St. Charles developing ‘smart parking’ system

Photo by James Tananan Kamnuedkhun

The parking lot at Bass Pro Shops on Boone’s Lick Road may be a place where Main Street visitors will be able to park and take a shuttle to downtown St. Charles if lots are full.

Matt Hampton, Editor-in-Chief

St. Charles City and County are planning to use technology to solve parking problems in downtown St. Charles.  

A smart parking system, planned to roll out next year, will use cameras to monitor parking availability and will shuttle guests from other areas to downtown St. Charles during special events.  

The tax-funded project has the goals of reducing carbon emissions and growing the city’s tourism capacity.

Brad Temme, Director of Engineering for the City of St. Charles, said the town suffers from limited parking during special events in the downtown district. Hundreds of thousands of people come to events like Festival of the Little Hills, but there are only 3200 parking spaces downtown. Because of this, drivers said in a survey they spend an average of nine minutes looking for a spot.  
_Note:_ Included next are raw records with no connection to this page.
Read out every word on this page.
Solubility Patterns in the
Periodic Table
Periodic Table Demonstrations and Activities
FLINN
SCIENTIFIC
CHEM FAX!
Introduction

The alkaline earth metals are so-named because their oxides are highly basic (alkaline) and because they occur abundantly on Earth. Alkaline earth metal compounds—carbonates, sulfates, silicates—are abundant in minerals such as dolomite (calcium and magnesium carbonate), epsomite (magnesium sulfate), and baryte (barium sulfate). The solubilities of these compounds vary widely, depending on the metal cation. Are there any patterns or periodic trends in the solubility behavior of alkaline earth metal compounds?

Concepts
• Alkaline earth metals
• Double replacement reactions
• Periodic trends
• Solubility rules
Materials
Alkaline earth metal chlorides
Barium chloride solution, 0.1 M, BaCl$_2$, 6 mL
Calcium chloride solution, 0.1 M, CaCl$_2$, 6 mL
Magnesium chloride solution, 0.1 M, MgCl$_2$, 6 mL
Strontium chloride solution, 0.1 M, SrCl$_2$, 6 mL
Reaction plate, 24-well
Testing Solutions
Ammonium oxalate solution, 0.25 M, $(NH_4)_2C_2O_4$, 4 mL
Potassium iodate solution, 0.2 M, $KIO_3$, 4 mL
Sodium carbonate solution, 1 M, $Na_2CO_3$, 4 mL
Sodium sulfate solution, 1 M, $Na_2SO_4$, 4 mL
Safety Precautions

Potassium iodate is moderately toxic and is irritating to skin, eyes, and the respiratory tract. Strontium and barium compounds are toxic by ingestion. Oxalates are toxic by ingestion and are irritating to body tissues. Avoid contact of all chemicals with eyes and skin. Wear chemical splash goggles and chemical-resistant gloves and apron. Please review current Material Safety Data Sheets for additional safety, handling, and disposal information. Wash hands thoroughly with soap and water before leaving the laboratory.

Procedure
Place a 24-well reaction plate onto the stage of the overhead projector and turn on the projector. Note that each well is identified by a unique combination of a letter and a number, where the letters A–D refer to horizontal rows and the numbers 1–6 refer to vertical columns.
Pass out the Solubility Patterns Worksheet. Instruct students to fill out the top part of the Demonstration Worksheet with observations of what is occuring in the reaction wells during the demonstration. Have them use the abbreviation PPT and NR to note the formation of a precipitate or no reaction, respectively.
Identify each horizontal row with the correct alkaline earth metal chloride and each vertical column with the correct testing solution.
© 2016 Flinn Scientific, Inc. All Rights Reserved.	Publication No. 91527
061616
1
“With the inavailability [sic] of parking and it being such a challenge to get people into parking spaces, it can, over time, diminish our ability to draw that many people downtown, because, ‘Hey, it was such a hassle last time I went. Why would I come back to St. Charles?’” Temme said.  
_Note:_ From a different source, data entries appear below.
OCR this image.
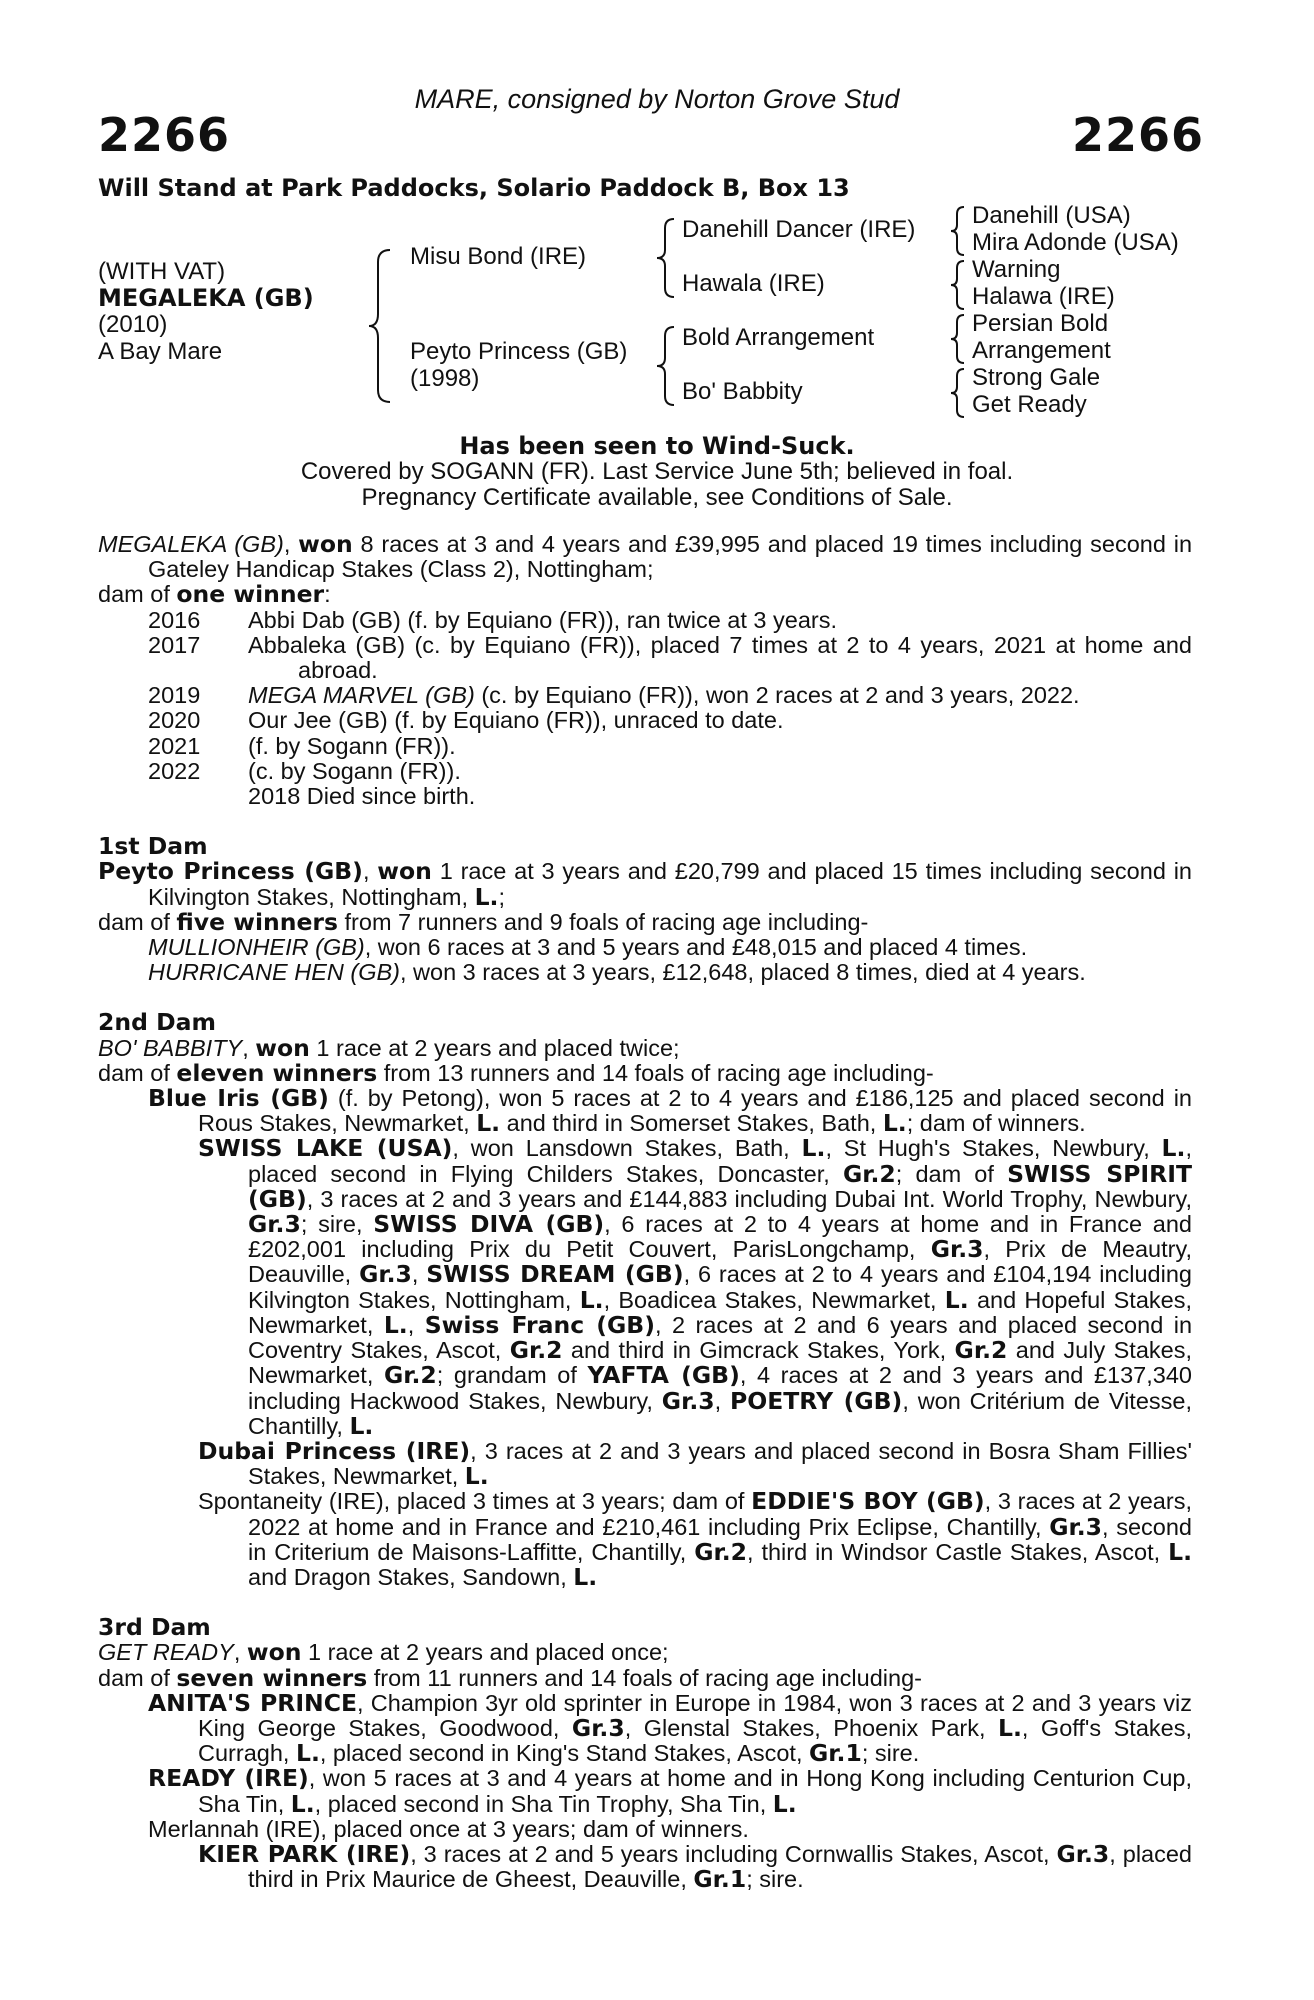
MARE, consigned by Norton Grove Stud
2266	2266
Will Stand at Park Paddocks, Solario Paddock B, Box 13
(WITH VAT)
MEGALEKA (GB)
(2010)
A Bay Mare
Misu Bond (IRE)
Peyto Princess (GB)
(1998)
Danehill Dancer (IRE)
Hawala (IRE)
Bold Arrangement
Bo' Babbity
Danehill (USA)
Mira Adonde (USA)
Warning
Halawa (IRE)
Persian Bold
Arrangement
Strong Gale
Get Ready
Has been seen to Wind-Suck.
Covered by SOGANN (FR). Last Service June 5th; believed in foal.
Pregnancy Certificate available, see Conditions of Sale.
MEGALEKA (GB), won 8 races at 3 and 4 years and £39,995 and placed 19 times including second in Gateley Handicap Stakes (Class 2), Nottingham;
dam of one winner:
2016	Abbi Dab (GB) (f. by Equiano (FR)), ran twice at 3 years.
2017	Abbaleka (GB) (c. by Equiano (FR)), placed 7 times at 2 to 4 years, 2021 at home and abroad.
2019	MEGA MARVEL (GB) (c. by Equiano (FR)), won 2 races at 2 and 3 years, 2022.
2020	Our Jee (GB) (f. by Equiano (FR)), unraced to date.
2021	(f. by Sogann (FR)).
2022	(c. by Sogann (FR)).
2018 Died since birth.
1st Dam
Peyto Princess (GB), won 1 race at 3 years and £20,799 and placed 15 times including second in Kilvington Stakes, Nottingham, L.;
dam of five winners from 7 runners and 9 foals of racing age including-
MULLIONHEIR (GB), won 6 races at 3 and 5 years and £48,015 and placed 4 times.
HURRICANE HEN (GB), won 3 races at 3 years, £12,648, placed 8 times, died at 4 years.
2nd Dam
BO' BABBITY, won 1 race at 2 years and placed twice;
dam of eleven winners from 13 runners and 14 foals of racing age including-
Blue Iris (GB) (f. by Petong), won 5 races at 2 to 4 years and £186,125 and placed second in Rous Stakes, Newmarket, L. and third in Somerset Stakes, Bath, L.; dam of winners.
SWISS LAKE (USA), won Lansdown Stakes, Bath, L., St Hugh's Stakes, Newbury, L., placed second in Flying Childers Stakes, Doncaster, Gr.2; dam of SWISS SPIRIT (GB), 3 races at 2 and 3 years and £144,883 including Dubai Int. World Trophy, Newbury, Gr.3; sire, SWISS DIVA (GB), 6 races at 2 to 4 years at home and in France and £202,001 including Prix du Petit Couvert, ParisLongchamp, Gr.3, Prix de Meautry, Deauville, Gr.3, SWISS DREAM (GB), 6 races at 2 to 4 years and £104,194 including Kilvington Stakes, Nottingham, L., Boadicea Stakes, Newmarket, L. and Hopeful Stakes, Newmarket, L., Swiss Franc (GB), 2 races at 2 and 6 years and placed second in Coventry Stakes, Ascot, Gr.2 and third in Gimcrack Stakes, York, Gr.2 and July Stakes, Newmarket, Gr.2; grandam of YAFTA (GB), 4 races at 2 and 3 years and £137,340 including Hackwood Stakes, Newbury, Gr.3, POETRY (GB), won Critérium de Vitesse, Chantilly, L.
Dubai Princess (IRE), 3 races at 2 and 3 years and placed second in Bosra Sham Fillies' Stakes, Newmarket, L.
Spontaneity (IRE), placed 3 times at 3 years; dam of EDDIE'S BOY (GB), 3 races at 2 years, 2022 at home and in France and £210,461 including Prix Eclipse, Chantilly, Gr.3, second in Criterium de Maisons-Laffitte, Chantilly, Gr.2, third in Windsor Castle Stakes, Ascot, L. and Dragon Stakes, Sandown, L.
3rd Dam
GET READY, won 1 race at 2 years and placed once;
dam of seven winners from 11 runners and 14 foals of racing age including-
ANITA'S PRINCE, Champion 3yr old sprinter in Europe in 1984, won 3 races at 2 and 3 years viz King George Stakes, Goodwood, Gr.3, Glenstal Stakes, Phoenix Park, L., Goff's Stakes, Curragh, L., placed second in King's Stand Stakes, Ascot, Gr.1; sire.
READY (IRE), won 5 races at 3 and 4 years at home and in Hong Kong including Centurion Cup, Sha Tin, L., placed second in Sha Tin Trophy, Sha Tin, L.
Merlannah (IRE), placed once at 3 years; dam of winners.
KIER PARK (IRE), 3 races at 2 and 5 years including Cornwallis Stakes, Ascot, Gr.3, placed third in Prix Maurice de Gheest, Deauville, Gr.1; sire.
When lots downtown are full, the smart parking plan will use digital road message boards to redirect visitors to park in other lots, including at the Streets of St. Charles, Family Arena, Convention Center, and the Bass Pro Shops shopping center. Electric shuttles will then take them to the downtown area.  

Temme said the project will cost $1 million in total. St. Charles taxpayers will pay $100,000, the county will pay another $100,000, and the rest of the funding will come from a federal grant to reduce air emissions.  
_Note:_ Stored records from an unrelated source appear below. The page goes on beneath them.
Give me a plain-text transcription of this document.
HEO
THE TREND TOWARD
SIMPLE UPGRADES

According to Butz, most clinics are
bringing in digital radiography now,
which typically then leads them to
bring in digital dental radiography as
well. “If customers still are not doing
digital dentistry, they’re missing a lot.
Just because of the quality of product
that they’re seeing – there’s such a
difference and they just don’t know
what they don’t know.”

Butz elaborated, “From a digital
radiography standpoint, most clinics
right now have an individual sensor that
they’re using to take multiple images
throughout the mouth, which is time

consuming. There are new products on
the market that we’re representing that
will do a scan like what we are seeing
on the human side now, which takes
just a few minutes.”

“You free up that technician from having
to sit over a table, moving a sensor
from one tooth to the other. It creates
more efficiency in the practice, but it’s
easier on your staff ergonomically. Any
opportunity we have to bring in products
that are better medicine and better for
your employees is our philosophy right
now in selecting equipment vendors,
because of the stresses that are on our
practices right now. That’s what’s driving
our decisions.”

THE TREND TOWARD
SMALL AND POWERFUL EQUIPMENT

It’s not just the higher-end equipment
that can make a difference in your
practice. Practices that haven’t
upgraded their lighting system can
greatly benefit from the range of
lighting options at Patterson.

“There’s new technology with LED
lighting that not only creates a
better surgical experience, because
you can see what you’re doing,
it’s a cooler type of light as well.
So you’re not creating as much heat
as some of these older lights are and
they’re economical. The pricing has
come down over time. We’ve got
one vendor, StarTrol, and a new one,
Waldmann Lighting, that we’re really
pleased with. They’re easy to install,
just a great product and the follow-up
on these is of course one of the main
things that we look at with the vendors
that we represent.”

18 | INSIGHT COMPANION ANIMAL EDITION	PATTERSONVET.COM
The city council unanimously voted to fund the plan last week.  

The program’s parking data may be used in a navigation app such as Waze to show where parking is available.  

In a city council meeting last month when the plan was discussed, Mayor Dan Borgmeyer joked, “So you could drive down Main Street looking at your phone to see if there’s any parking spaces?”

Temme said it is not intended for the app to distract drivers.  

Similar parking projects are already in place in East and West Coast cities, but this would be the first in the St. Louis area, he said.  

St. Charles City Traffic Engineer Matt Seggerman said the plan is estimated to reduce daily greenhouse gas emissions from cars by 30 percent from drivers spending less time looking for parking. After it is implemented, there will be a study to determine its actual impact on air quality. There are not formal estimates for how much money the project will bring to the city’s economy.  

Temme said because of land prices in St. Charles, it is more efficient to bring people to events from other parts of town, rather than building new parking facilities downtown. For the $1 million to be spent on the plan, the city could only build 50 parking spaces.